The steps that should be followed are:

  1. If P lacks capacity, is refusing to take the medication and is unable to understand the risks to their health if she fails to take the medication, then, in exceptional circumstances, covert medication can be considered;
  2. Prior to medication being administered covertly, a best interests meeting should be held with the relevant healthcare professionals, RPR (if appointed) and P’s family members;
  3. If there is no agreement, there should be an immediate application to Court;
  4. If it is agreed by everyone that covert administration of medication is in P’s best interests, then this must be recorded and placed in P’s medical and/or care home records;
  5. The existence of the covert medication must be clearly identified within the best interests assessment and DOLS authorisation;
  6. An agreed management plan must be adopted allowing for the decision to covertly medicate and the corresponding care and support plan to be reviewed;
  7. The management plan should specify the timeframes (possibly monthly, where the standard authorisation is longer than six months) and circumstances (such as change of medication or treatment regime) which would trigger a review;
  8. These reviews should involve the relevant healthcare professionals, RPR (if appointed) and P’s family members;
  9. All of this information must be easily accessible when reviewing any of P’s records.
    Each case is fact specific. However, District Judge Bellamy noted that, where covert medication was anticipated prior to the best interests assessment, it would be inappropriate for standard authorisation to be for the maximum period of authorisation.

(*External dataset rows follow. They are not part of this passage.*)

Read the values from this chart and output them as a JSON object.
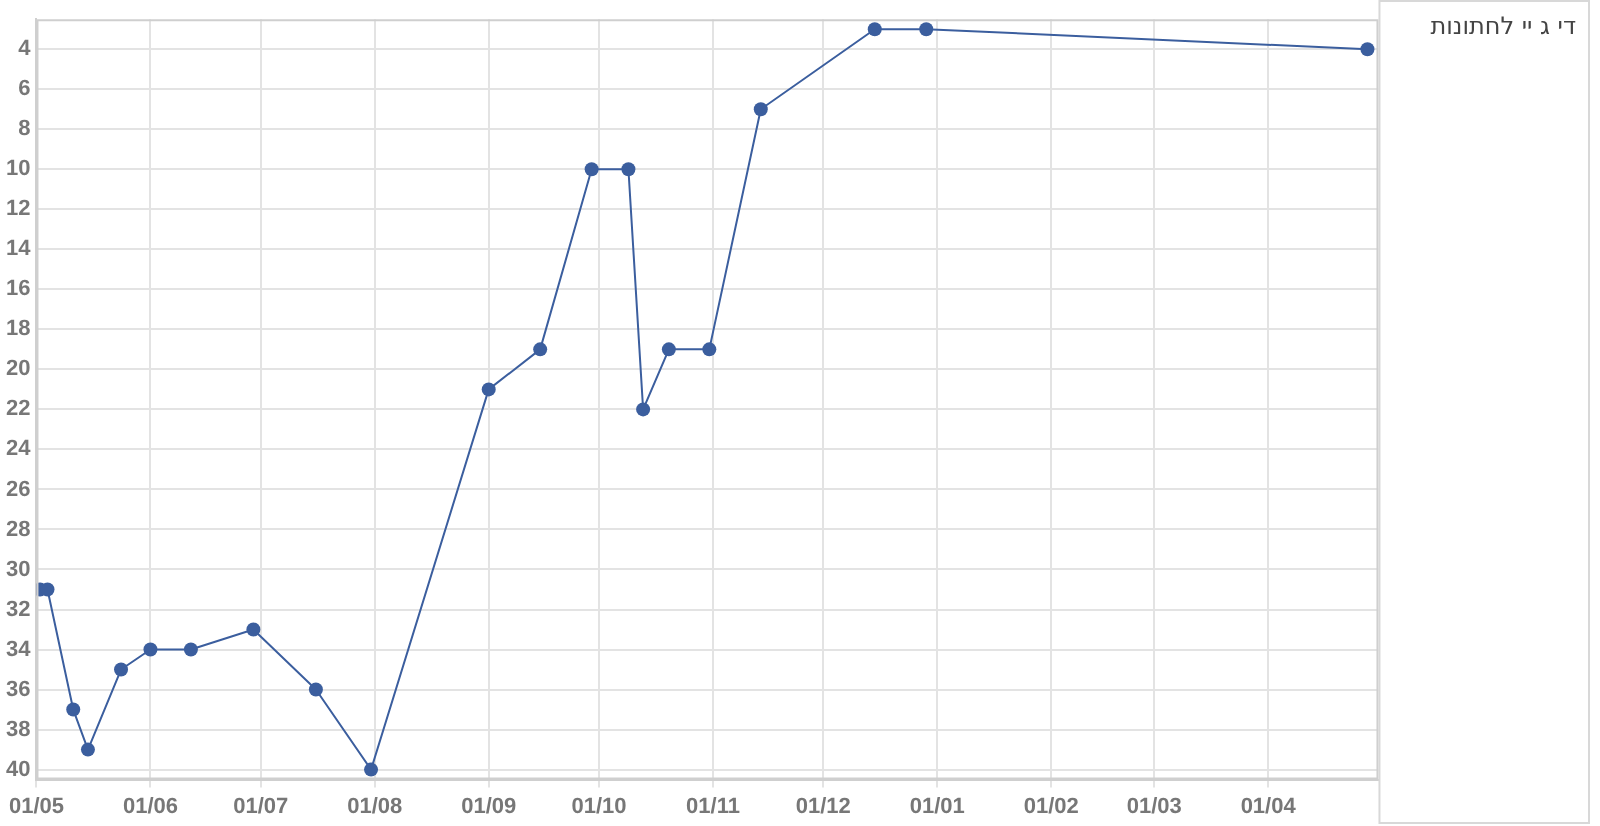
{
  "chart_data": {
    "type": "line",
    "x": [
      "2012-05-02",
      "2012-05-04",
      "2012-05-11",
      "2012-05-15",
      "2012-05-24",
      "2012-06-01",
      "2012-06-12",
      "2012-06-29",
      "2012-07-16",
      "2012-07-31",
      "2012-09-01",
      "2012-09-15",
      "2012-09-29",
      "2012-10-09",
      "2012-10-13",
      "2012-10-20",
      "2012-10-31",
      "2012-11-14",
      "2012-12-15",
      "2012-12-29",
      "2013-04-28"
    ],
    "series": [
      {
        "name": "די ג יי לחתונות",
        "color": "#3b5e9e",
        "values": [
          31,
          31,
          37,
          39,
          35,
          34,
          34,
          33,
          36,
          40,
          21,
          19,
          10,
          10,
          22,
          19,
          19,
          7,
          3,
          3,
          4
        ]
      }
    ],
    "xlim": [
      "2012-05-01",
      "2013-05-01"
    ],
    "xticks": [
      {
        "value": "2012-05-01",
        "label": "01/05"
      },
      {
        "value": "2012-06-01",
        "label": "01/06"
      },
      {
        "value": "2012-07-01",
        "label": "01/07"
      },
      {
        "value": "2012-08-01",
        "label": "01/08"
      },
      {
        "value": "2012-09-01",
        "label": "01/09"
      },
      {
        "value": "2012-10-01",
        "label": "01/10"
      },
      {
        "value": "2012-11-01",
        "label": "01/11"
      },
      {
        "value": "2012-12-01",
        "label": "01/12"
      },
      {
        "value": "2013-01-01",
        "label": "01/01"
      },
      {
        "value": "2013-02-01",
        "label": "01/02"
      },
      {
        "value": "2013-03-01",
        "label": "01/03"
      },
      {
        "value": "2013-04-01",
        "label": "01/04"
      }
    ],
    "ylim": [
      40.5,
      2.5
    ],
    "yticks": [
      4,
      6,
      8,
      10,
      12,
      14,
      16,
      18,
      20,
      22,
      24,
      26,
      28,
      30,
      32,
      34,
      36,
      38,
      40
    ],
    "grid": true,
    "legend": "top right",
    "marker": "circle",
    "line_style": "solid"
  }
}
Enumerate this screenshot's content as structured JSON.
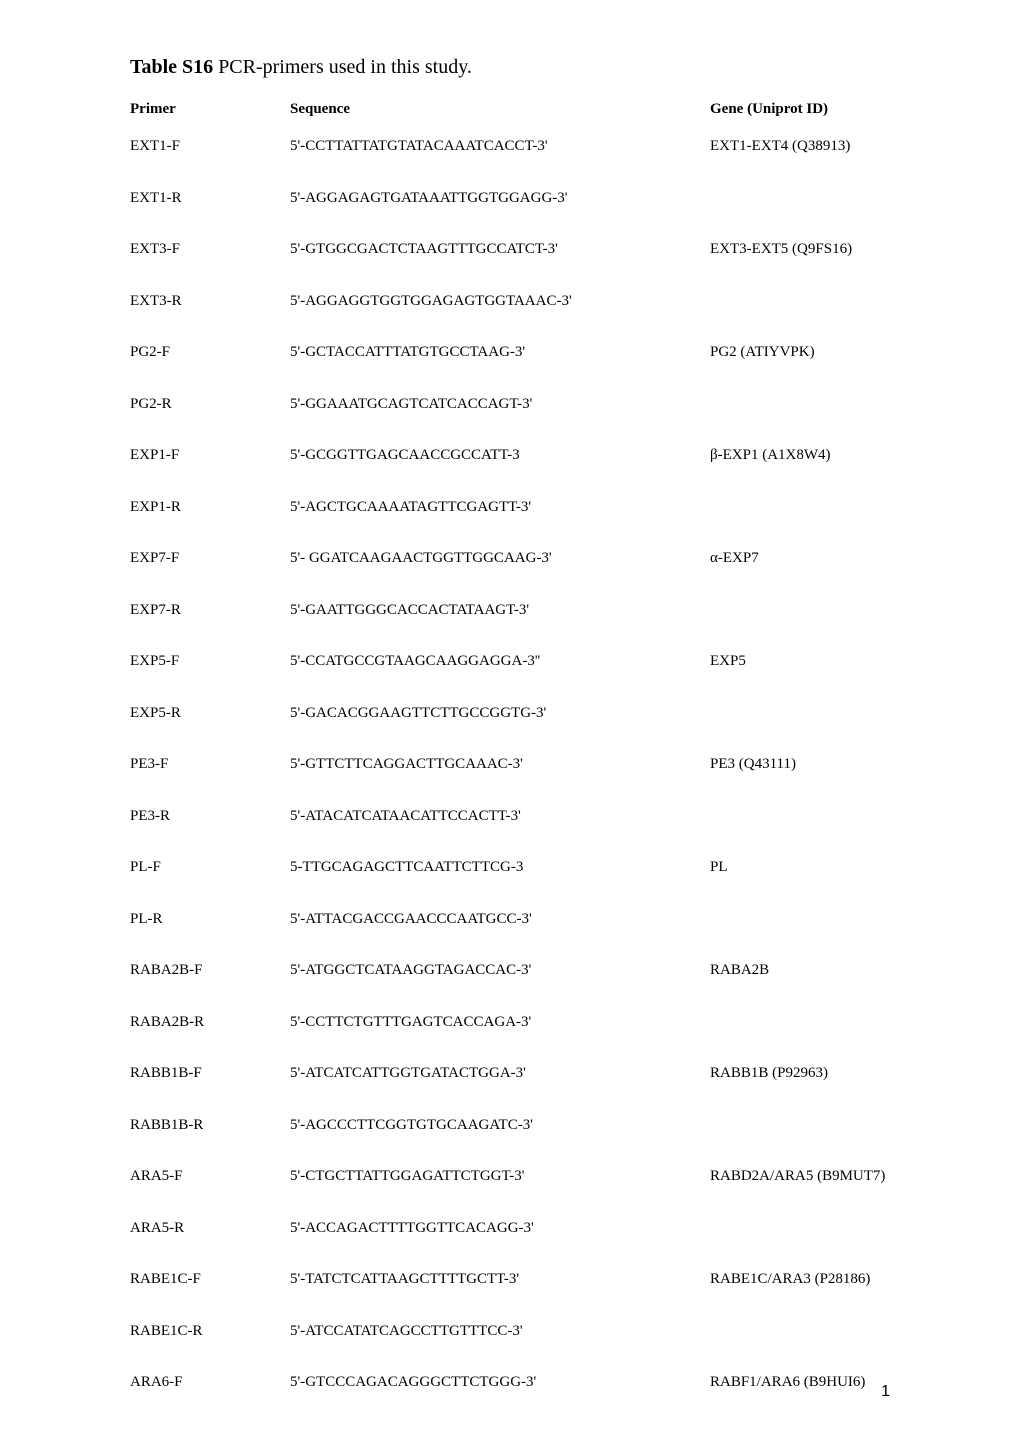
{
  "title_bold": "Table S16",
  "title_rest": " PCR-primers used in this study.",
  "headers": {
    "primer": "Primer",
    "sequence": "Sequence",
    "gene": "Gene (Uniprot ID)"
  },
  "rows": [
    {
      "primer": "EXT1-F",
      "sequence": "5'-CCTTATTATGTATACAAATCACCT-3'",
      "gene": "EXT1-EXT4 (Q38913)"
    },
    {
      "primer": "EXT1-R",
      "sequence": "5'-AGGAGAGTGATAAATTGGTGGAGG-3'",
      "gene": ""
    },
    {
      "primer": "EXT3-F",
      "sequence": "5'-GTGGCGACTCTAAGTTTGCCATCT-3'",
      "gene": "EXT3-EXT5 (Q9FS16)"
    },
    {
      "primer": "EXT3-R",
      "sequence": "5'-AGGAGGTGGTGGAGAGTGGTAAAC-3'",
      "gene": ""
    },
    {
      "primer": "PG2-F",
      "sequence": "5'-GCTACCATTTATGTGCCTAAG-3'",
      "gene": "PG2 (ATIYVPK)"
    },
    {
      "primer": "PG2-R",
      "sequence": "5'-GGAAATGCAGTCATCACCAGT-3'",
      "gene": ""
    },
    {
      "primer": "EXP1-F",
      "sequence": "5'-GCGGTTGAGCAACCGCCATT-3",
      "gene": "β-EXP1 (A1X8W4)"
    },
    {
      "primer": "EXP1-R",
      "sequence": "5'-AGCTGCAAAATAGTTCGAGTT-3'",
      "gene": ""
    },
    {
      "primer": "EXP7-F",
      "sequence": "5'- GGATCAAGAACTGGTTGGCAAG-3'",
      "gene": "α-EXP7"
    },
    {
      "primer": "EXP7-R",
      "sequence": "5'-GAATTGGGCACCACTATAAGT-3'",
      "gene": ""
    },
    {
      "primer": "EXP5-F",
      "sequence": "5'-CCATGCCGTAAGCAAGGAGGA-3''",
      "gene": "EXP5"
    },
    {
      "primer": "EXP5-R",
      "sequence": "5'-GACACGGAAGTTCTTGCCGGTG-3'",
      "gene": ""
    },
    {
      "primer": "PE3-F",
      "sequence": "5'-GTTCTTCAGGACTTGCAAAC-3'",
      "gene": "PE3 (Q43111)"
    },
    {
      "primer": "PE3-R",
      "sequence": "5'-ATACATCATAACATTCCACTT-3'",
      "gene": ""
    },
    {
      "primer": "PL-F",
      "sequence": "5-TTGCAGAGCTTCAATTCTTCG-3",
      "gene": "PL"
    },
    {
      "primer": "PL-R",
      "sequence": "5'-ATTACGACCGAACCCAATGCC-3'",
      "gene": ""
    },
    {
      "primer": "RABA2B-F",
      "sequence": "5'-ATGGCTCATAAGGTAGACCAC-3'",
      "gene": "RABA2B"
    },
    {
      "primer": "RABA2B-R",
      "sequence": "5'-CCTTCTGTTTGAGTCACCAGA-3'",
      "gene": ""
    },
    {
      "primer": "RABB1B-F",
      "sequence": "5'-ATCATCATTGGTGATACTGGA-3'",
      "gene": "RABB1B (P92963)"
    },
    {
      "primer": "RABB1B-R",
      "sequence": "5'-AGCCCTTCGGTGTGCAAGATC-3'",
      "gene": ""
    },
    {
      "primer": "ARA5-F",
      "sequence": "5'-CTGCTTATTGGAGATTCTGGT-3'",
      "gene": "RABD2A/ARA5 (B9MUT7)"
    },
    {
      "primer": "ARA5-R",
      "sequence": "5'-ACCAGACTTTTGGTTCACAGG-3'",
      "gene": ""
    },
    {
      "primer": "RABE1C-F",
      "sequence": "5'-TATCTCATTAAGCTTTTGCTT-3'",
      "gene": "RABE1C/ARA3 (P28186)"
    },
    {
      "primer": "RABE1C-R",
      "sequence": "5'-ATCCATATCAGCCTTGTTTCC-3'",
      "gene": ""
    },
    {
      "primer": "ARA6-F",
      "sequence": "5'-GTCCCAGACAGGGCTTCTGGG-3'",
      "gene": "RABF1/ARA6 (B9HUI6)"
    }
  ],
  "page_number": "1"
}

This case reinforces the NICE guidelines on covert medication. It emphasises that, while covert medication may, on the face of it, appear not to be a particularly restrictive option, it may still be a breach of P’s rights if the appropriate safeguards are not adopted. It is therefore essential that where covert medication is used in P’s treatment, it is always the least restrictive option for P and there are checks in place to ensure that this decision is regularly reviewed.